From randomservices.org, a central property in conditional expectation is $$ E[r(X) E[Y|X]] = E[r(X) Y] $$ where $X$ is a random variable taking values in $S \subseteq \mathbb{R}^n$, $Y$ is a random variable taking values in $T \subseteq \mathbb{R}$, and $r:S\to\mathbb{R}$ is any function.
How can we use this to prove the following "taking out what is known" rule: $$ E[s(X) Y | X] = s(X) E[Y|X] $$ for some function $s:S\to\mathbb{R}$.
I see that for any particular value $x \in S$, we have $s(x) E[Y|X]$ by stepping through the integrals, but I'm not sure how to use the central property to show this for random variable $X$. My attempt is below.

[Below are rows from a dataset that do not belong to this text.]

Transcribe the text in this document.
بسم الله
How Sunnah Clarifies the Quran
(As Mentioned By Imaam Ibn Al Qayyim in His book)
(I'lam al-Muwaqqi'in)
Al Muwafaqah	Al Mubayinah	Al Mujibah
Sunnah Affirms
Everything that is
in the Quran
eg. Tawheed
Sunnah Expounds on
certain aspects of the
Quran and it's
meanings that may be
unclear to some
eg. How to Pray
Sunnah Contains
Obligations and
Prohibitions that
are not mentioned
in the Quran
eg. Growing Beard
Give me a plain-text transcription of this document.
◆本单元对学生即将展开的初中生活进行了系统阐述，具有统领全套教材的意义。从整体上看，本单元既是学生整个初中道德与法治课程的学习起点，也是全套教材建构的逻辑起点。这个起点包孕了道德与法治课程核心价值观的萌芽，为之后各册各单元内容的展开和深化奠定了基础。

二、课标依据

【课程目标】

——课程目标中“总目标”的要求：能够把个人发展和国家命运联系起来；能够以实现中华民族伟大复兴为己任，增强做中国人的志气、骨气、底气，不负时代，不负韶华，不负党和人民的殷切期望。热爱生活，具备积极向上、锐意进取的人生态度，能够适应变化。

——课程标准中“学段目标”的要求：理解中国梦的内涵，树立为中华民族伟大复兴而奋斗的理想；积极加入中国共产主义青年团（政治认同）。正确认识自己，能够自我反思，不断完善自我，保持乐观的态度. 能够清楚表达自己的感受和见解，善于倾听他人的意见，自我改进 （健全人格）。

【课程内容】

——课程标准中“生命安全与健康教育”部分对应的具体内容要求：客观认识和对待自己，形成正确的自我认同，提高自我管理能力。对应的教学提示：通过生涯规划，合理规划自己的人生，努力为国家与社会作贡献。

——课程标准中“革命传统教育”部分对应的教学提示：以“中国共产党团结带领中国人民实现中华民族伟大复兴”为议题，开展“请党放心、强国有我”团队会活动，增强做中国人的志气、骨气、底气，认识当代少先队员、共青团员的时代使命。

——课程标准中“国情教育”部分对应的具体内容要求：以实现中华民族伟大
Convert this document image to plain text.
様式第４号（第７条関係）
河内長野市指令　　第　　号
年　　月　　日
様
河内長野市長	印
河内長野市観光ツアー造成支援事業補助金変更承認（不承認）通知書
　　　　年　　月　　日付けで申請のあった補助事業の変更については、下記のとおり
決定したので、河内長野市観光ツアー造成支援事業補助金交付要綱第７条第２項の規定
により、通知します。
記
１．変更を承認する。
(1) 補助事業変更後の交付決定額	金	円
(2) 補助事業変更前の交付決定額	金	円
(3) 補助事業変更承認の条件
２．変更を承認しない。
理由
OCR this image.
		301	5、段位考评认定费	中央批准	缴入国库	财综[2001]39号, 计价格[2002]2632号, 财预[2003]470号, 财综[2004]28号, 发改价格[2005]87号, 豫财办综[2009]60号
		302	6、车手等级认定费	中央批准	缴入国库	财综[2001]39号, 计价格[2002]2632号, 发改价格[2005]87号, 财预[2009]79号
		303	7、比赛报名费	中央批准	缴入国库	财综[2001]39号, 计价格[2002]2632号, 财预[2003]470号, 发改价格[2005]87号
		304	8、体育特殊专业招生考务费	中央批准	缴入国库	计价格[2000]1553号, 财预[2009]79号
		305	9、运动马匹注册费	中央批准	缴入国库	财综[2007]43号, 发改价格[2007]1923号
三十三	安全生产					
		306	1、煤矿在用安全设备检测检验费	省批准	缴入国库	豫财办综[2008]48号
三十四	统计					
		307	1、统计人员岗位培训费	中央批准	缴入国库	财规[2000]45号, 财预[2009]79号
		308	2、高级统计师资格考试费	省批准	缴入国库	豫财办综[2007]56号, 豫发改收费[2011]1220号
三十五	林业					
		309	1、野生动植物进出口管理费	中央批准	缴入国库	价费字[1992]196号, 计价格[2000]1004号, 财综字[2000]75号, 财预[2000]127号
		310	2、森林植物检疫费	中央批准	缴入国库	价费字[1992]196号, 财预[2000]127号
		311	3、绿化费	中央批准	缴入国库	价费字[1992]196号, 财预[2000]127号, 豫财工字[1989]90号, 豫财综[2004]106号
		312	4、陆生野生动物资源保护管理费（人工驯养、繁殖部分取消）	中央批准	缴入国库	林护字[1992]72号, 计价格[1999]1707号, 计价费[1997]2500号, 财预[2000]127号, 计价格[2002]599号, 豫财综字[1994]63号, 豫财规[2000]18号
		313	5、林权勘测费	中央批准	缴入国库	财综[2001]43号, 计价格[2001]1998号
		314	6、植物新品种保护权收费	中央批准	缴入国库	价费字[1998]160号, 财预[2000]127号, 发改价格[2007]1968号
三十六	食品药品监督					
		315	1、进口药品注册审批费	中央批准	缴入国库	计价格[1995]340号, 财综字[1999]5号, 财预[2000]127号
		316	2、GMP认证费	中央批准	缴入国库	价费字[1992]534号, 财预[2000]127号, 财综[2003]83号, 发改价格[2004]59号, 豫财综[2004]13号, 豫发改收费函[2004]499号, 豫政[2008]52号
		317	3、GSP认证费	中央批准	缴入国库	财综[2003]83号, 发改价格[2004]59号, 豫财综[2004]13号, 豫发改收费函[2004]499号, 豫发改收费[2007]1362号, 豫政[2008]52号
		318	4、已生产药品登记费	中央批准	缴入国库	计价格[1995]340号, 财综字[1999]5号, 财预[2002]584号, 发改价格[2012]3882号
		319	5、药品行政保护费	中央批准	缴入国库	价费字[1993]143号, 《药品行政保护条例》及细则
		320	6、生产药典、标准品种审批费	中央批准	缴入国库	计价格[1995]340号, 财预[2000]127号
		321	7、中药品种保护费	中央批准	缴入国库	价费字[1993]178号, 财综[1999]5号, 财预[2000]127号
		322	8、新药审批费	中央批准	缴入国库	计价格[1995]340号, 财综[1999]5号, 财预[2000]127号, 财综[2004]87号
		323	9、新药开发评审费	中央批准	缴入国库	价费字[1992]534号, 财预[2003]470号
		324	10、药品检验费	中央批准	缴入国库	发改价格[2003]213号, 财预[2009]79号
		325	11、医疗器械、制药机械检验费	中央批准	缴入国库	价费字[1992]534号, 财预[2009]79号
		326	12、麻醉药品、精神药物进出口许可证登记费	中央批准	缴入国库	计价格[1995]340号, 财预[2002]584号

Consider $E[s(X) Y | X]$ as a random variable $f(X)$. Then by the central property, we have that for any $r:S\to\mathbb{R}$ \begin{align*} E[f(X) \, r(X) \, E[Y|X] ] = E[r(X) \, s(X) \, Y]. \end{align*} Choose $r(X) = 1 | X$ so we have \begin{align*} E[f(X) \, 1 \, E[Y|X] \mid X] = E[1 \, s(X) \, Y \mid X]. \end{align*} Intuitively I want to pull $s(X)$ outside of the expectation, but I'm not sure of the appropriate way of justifying/doing that mathematically.
Use the definition of conditional expectations. For any $A\in\mathcal{B}(S)$, $$ \mathsf{E}[s(X)\mathsf{E}[Y\mid X]\times 1_A(X)]=\mathsf{E}[s(X)Y\times 1_A(X)], $$ where we take $r(X)=s(X)1_A(X)$ in the "central property".